Hate Groups Targeting Religious Minorities On The Rise in the US
The rise is linked to the election victory of President Trump
Hate groups proliferated within US borders in 2017. The tumultuous months were characterized by social media attacks and racist violence. The icing on the poisonous cake was the lethal Charlottesville white supremacist rally.
Hate Groups Targeting Religious Minorities On The Rise in the US[/tweetthis]
A non-profit legal entity operating out of Alabama, Southern Poverty Law Center (SPLC), has identified about 954 groups which can be described as hate groups. The SPLC has defined hate groups as organizations which through the statements of their leaders or its activities, follow practices or beliefs which malign or attack a class of people, usually for the latter’s immutable characteristics. The number slowly went up over a span of three years. In 2015, it was 892, a year later in 2016, it was 917.
As per its yearly report titled “Year in Hate and Extremism” published on February 21, individual states have also witnessed a rise in a number of hate groups. In South Carolina for example, there were 14 hate groups in 2017. The figures are a slight increase from the 14 hate groups found in 2016. The groups included in the survey white nationalists, neo-Nazi groups and black nationalists among others.
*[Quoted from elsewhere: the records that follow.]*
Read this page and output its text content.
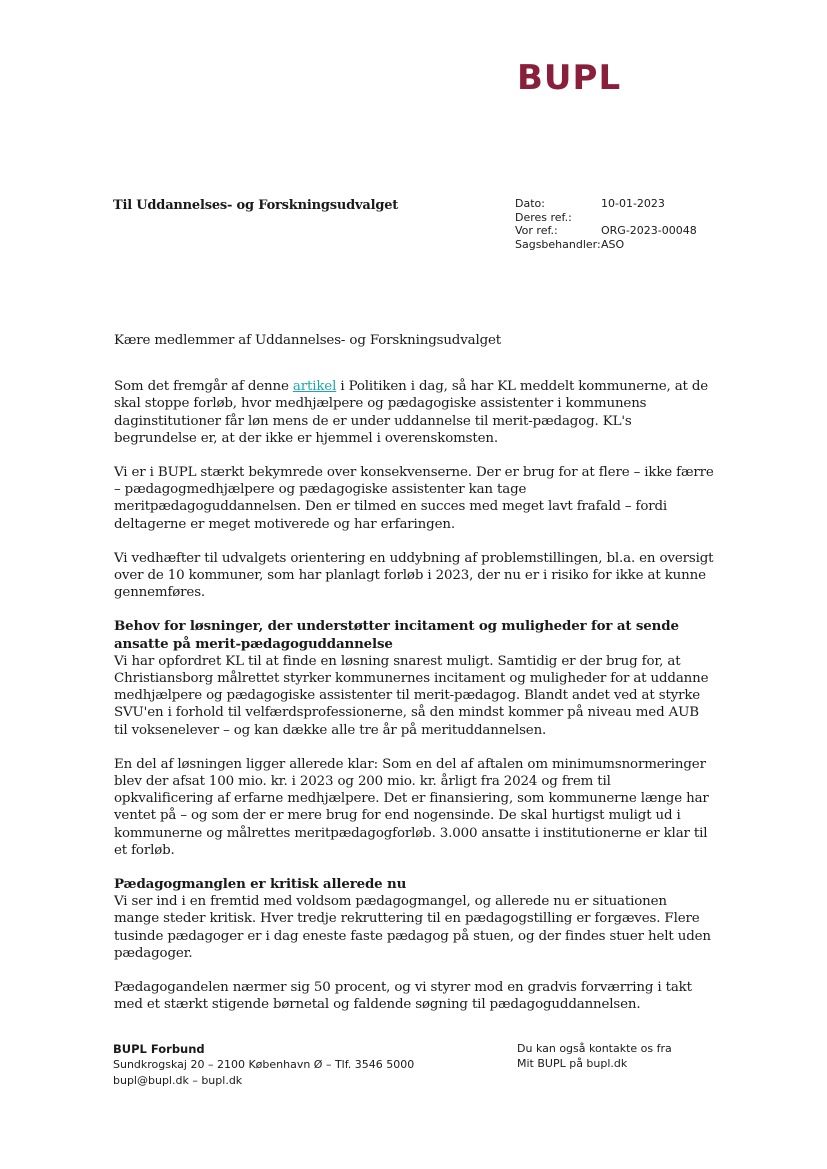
BUPL
Til Uddannelses- og Forskningsudvalget	Dato:	10-01-2023
Deres ref.:
Vor ref.:	ORG-2023-00048
Sagsbehandler: ASO

Kære medlemmer af Uddannelses- og Forskningsudvalget

Som det fremgår af denne artikel i Politiken i dag, så har KL meddelt kommunerne, at de skal stoppe forløb, hvor medhjælpere og pædagogiske assistenter i kommunens daginstitutioner får løn mens de er under uddannelse til merit-pædagog. KL's begrundelse er, at der ikke er hjemmel i overenskomsten.

Vi er i BUPL stærkt bekymrede over konsekvenserne. Der er brug for at flere – ikke færre – pædagogmedhjælpere og pædagogiske assistenter kan tage meritpædagoguddannelsen. Den er tilmed en succes med meget lavt frafald – fordi deltagerne er meget motiverede og har erfaringen.

Vi vedhæfter til udvalgets orientering en uddybning af problemstillingen, bl.a. en oversigt over de 10 kommuner, som har planlagt forløb i 2023, der nu er i risiko for ikke at kunne gennemføres.

Behov for løsninger, der understøtter incitament og muligheder for at sende ansatte på merit-pædagoguddannelse

Vi har opfordret KL til at finde en løsning snarest muligt. Samtidig er der brug for, at Christiansborg målrettet styrker kommunernes incitament og muligheder for at uddanne medhjælpere og pædagogiske assistenter til merit-pædagog. Blandt andet ved at styrke SVU'en i forhold til velfærdsprofessionerne, så den mindst kommer på niveau med AUB til voksenelever – og kan dække alle tre år på merituddannelsen.

En del af løsningen ligger allerede klar: Som en del af aftalen om minimumsnormeringer blev der afsat 100 mio. kr. i 2023 og 200 mio. kr. årligt fra 2024 og frem til opkvalificering af erfarne medhjælpere. Det er finansiering, som kommunerne længe har ventet på – og som der er mere brug for end nogensinde. De skal hurtigst muligt ud i kommunerne og målrettes meritpædagogforløb. 3.000 ansatte i institutionerne er klar til et forløb.

Pædagogmanglen er kritisk allerede nu

Vi ser ind i en fremtid med voldsom pædagogmangel, og allerede nu er situationen mange steder kritisk. Hver tredje rekruttering til en pædagogstilling er forgæves. Flere tusinde pædagoger er i dag eneste faste pædagog på stuen, og der findes stuer helt uden pædagoger.

Pædagogandelen nærmer sig 50 procent, og vi styrer mod en gradvis forværring i takt med et stærkt stigende børnetal og faldende søgning til pædagoguddannelsen.

BUPL Forbund
Sundkrogskaj 20 – 2100 København Ø – Tlf. 3546 5000
bupl@bupl.dk – bupl.dk
Du kan også kontakte os fra
Mit BUPL på bupl.dk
Heidi Beirich, the Director of the Intelligence Project, said that rising number of hate groups within the Southern states and also nationally have one common cause- the rise of President Donald Trump. She pointed out how the Trump administration tried to put the blame on both sides after events turned deadly in Charlottesville, Va. It does not help that the US President made disparaging remarks concerning African nations.
The SPLC utilizes a number of methods to find the latest activities of these hate groups. To find them, the members routinely review publications on citizen reports. Media and field sources are also included. Investigations are sometimes carried out by the group members themselves.
The report was accompanied by a statement written by Beirich where she said that the ascendancy of President Trump and his subsequent statements mirrored what white supremacists groups regard as heaven- a country where the highest office in the land legitimizes racism and immigrants kicked out. Muslims are also banned.
The SPLC warned that Trump’s policies have resulted in a blowback of increased black nationalist groups. The latter went from 193 chapters during 2016 to a considerably larger 233 in 2017. Republicans understandably were not happy with the report. They said no correlation exists between the black hate groups and also with other kinds of groups like Black Lives Matter. The latter is striving to end the prevalent systemic racism.